Pour la petite histoire (For the record) – Century Banking Corporation first applied for an Islamic banking licence under the name of Deen Bank.  But then with its well-established partner from Qatar coming on board, it decided to go for a name change.  The Bank was very accommodative on this front and we have allowed you to take some time to carefully choose your CEO and external board members, as patiently as we ourselves, as a regulator, toiled our way quietly, over many months, to get the enabling environment in place.  As I just mentioned to Mr Shokry earlier, the name change also got us puzzled – we were hoping that you would not take a century to get your operations started!  I should mention to you that there was another Islamic bank from Dubai to which we have also given a licence, but you are lucky that in Dubai they faced a few problems that threw cold water on their project.  The process was delayed on account of this.  At the latest news, they may be coming through a subsidiary from Malaysia.  So, come on you guys, competition is here – take up the challenge!   You have to play your role effectively and efficiently while contributing to broader market development.
 
On a totally different note, I would like to make a few comments on the monetary policy decision of Monday last, 28th March.  By and large, the decision seems to have been well received – there are of course as always some discordant voices which I consider to be a normal reaction.  But the message that I want to drive in is the critical importance at this juncture of policy coordination between the Bank and the Treasury.  The complexity of the domestic and international economic environment warrants such close policy coordination.  The Treasury has initiated a series of measures to complement our action.  At the level of the Bank, we note that the real interest rate (year-on-year) is still in negative territory in spite of the last 50 basis points hike.  More efforts would have to be deployed to normalise rates in the coming months.
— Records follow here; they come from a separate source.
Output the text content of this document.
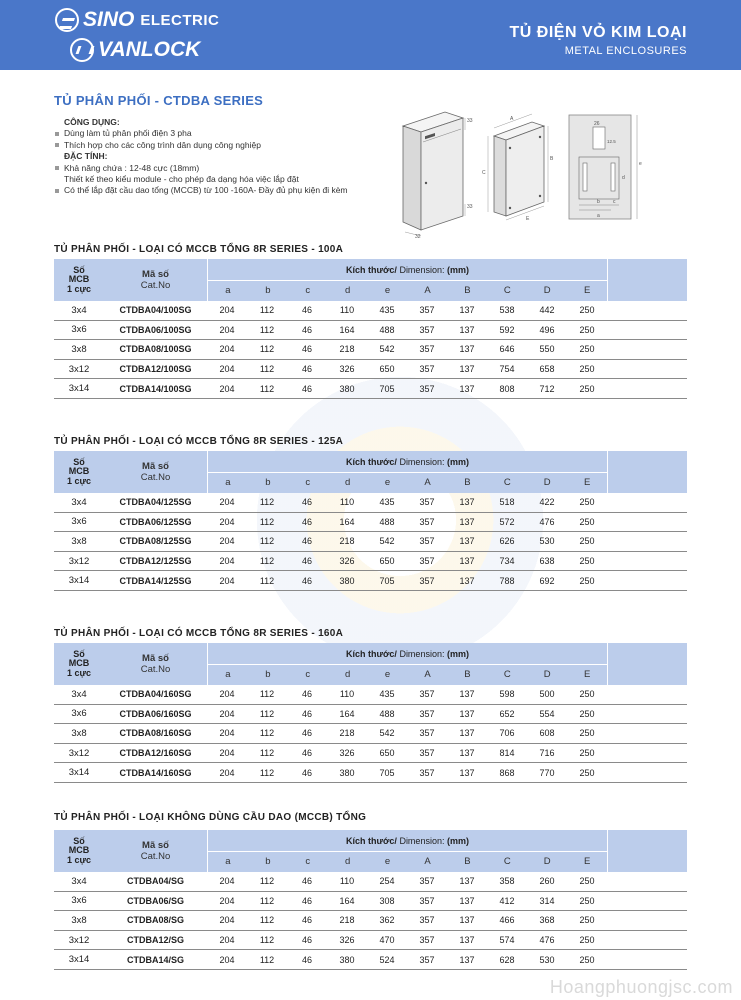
SINO ELECTRIC
VANLOCK
TỦ ĐIỆN VỎ KIM LOẠI
METAL ENCLOSURES
TỦ PHÂN PHỐI - CTDBA SERIES
CÔNG DỤNG:
Dùng làm tủ phân phối điện 3 pha
Thích hợp cho các công trình dân dụng công nghiệp
ĐẶC TÍNH:
Khả năng chứa : 12-48 cực (18mm)
Thiết kế theo kiểu module - cho phép đa dạng hóa việc lắp đặt
Có thể lắp đặt cầu dao tổng (MCCB) từ 100 -160A- Đầy đủ phụ kiện đi kèm
33
33
32
A
B
C
E
26
12.5
d
e
a
b	c
TỦ PHÂN PHỐI - LOẠI CÓ MCCB TỔNG 8R SERIES - 100A
Số
MCB
1 cực
Mã số
Cat.No
Kích thước/ Dimension: (mm)
a	b	c	d	e	A	B	C	D	E
3x4	CTDBA04/100SG	204	112	46	110	435	357	137	538	442	250
3x6	CTDBA06/100SG	204	112	46	164	488	357	137	592	496	250
3x8	CTDBA08/100SG	204	112	46	218	542	357	137	646	550	250
3x12	CTDBA12/100SG	204	112	46	326	650	357	137	754	658	250
3x14	CTDBA14/100SG	204	112	46	380	705	357	137	808	712	250
TỦ PHÂN PHỐI - LOẠI CÓ MCCB TỔNG 8R SERIES - 125A
Số
MCB
1 cực
Mã số
Cat.No
Kích thước/ Dimension: (mm)
a	b	c	d	e	A	B	C	D	E
3x4	CTDBA04/125SG	204	112	46	110	435	357	137	518	422	250
3x6	CTDBA06/125SG	204	112	46	164	488	357	137	572	476	250
3x8	CTDBA08/125SG	204	112	46	218	542	357	137	626	530	250
3x12	CTDBA12/125SG	204	112	46	326	650	357	137	734	638	250
3x14	CTDBA14/125SG	204	112	46	380	705	357	137	788	692	250
TỦ PHÂN PHỐI - LOẠI CÓ MCCB TỔNG 8R SERIES - 160A
Số
MCB
1 cực
Mã số
Cat.No
Kích thước/ Dimension: (mm)
a	b	c	d	e	A	B	C	D	E
3x4	CTDBA04/160SG	204	112	46	110	435	357	137	598	500	250
3x6	CTDBA06/160SG	204	112	46	164	488	357	137	652	554	250
3x8	CTDBA08/160SG	204	112	46	218	542	357	137	706	608	250
3x12	CTDBA12/160SG	204	112	46	326	650	357	137	814	716	250
3x14	CTDBA14/160SG	204	112	46	380	705	357	137	868	770	250
TỦ PHÂN PHỐI - LOẠI KHÔNG DÙNG CẦU DAO (MCCB) TỔNG
Số
MCB
1 cực
Mã số
Cat.No
Kích thước/ Dimension: (mm)
a	b	c	d	e	A	B	C	D	E
3x4	CTDBA04/SG	204	112	46	110	254	357	137	358	260	250
3x6	CTDBA06/SG	204	112	46	164	308	357	137	412	314	250
3x8	CTDBA08/SG	204	112	46	218	362	357	137	466	368	250
3x12	CTDBA12/SG	204	112	46	326	470	357	137	574	476	250
3x14	CTDBA14/SG	204	112	46	380	524	357	137	628	530	250
Hoangphuongjsc.com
We need to stay ahead of the curve, if we want to avoid the return of double-digit inflation.
 
To come back to the event of the day, I want to highlight the importance of developing the right skills which is vital to drive the industry to greater heights.  In October last year, the Bank entered into a Memorandum of Understanding (MOU) with Bank Negara Malaysia, a lead regulator in Islamic finance.  The MOU establishes a collaborative framework for mutual cooperation in capacity-building and human capital development in the financial services industry.  We expect the industry also to contribute to create a pool of high-calibre professionals in the field. 
 
I therefore congratulate the promoters, who I must say have a track record of positive contribution to the diversification of the financial sector.  My best wishes to the management and staff of Century Banking Corporation.  I wish you the very best of success in your endeavours.
 
Thank you for your attention.   Shukhraan.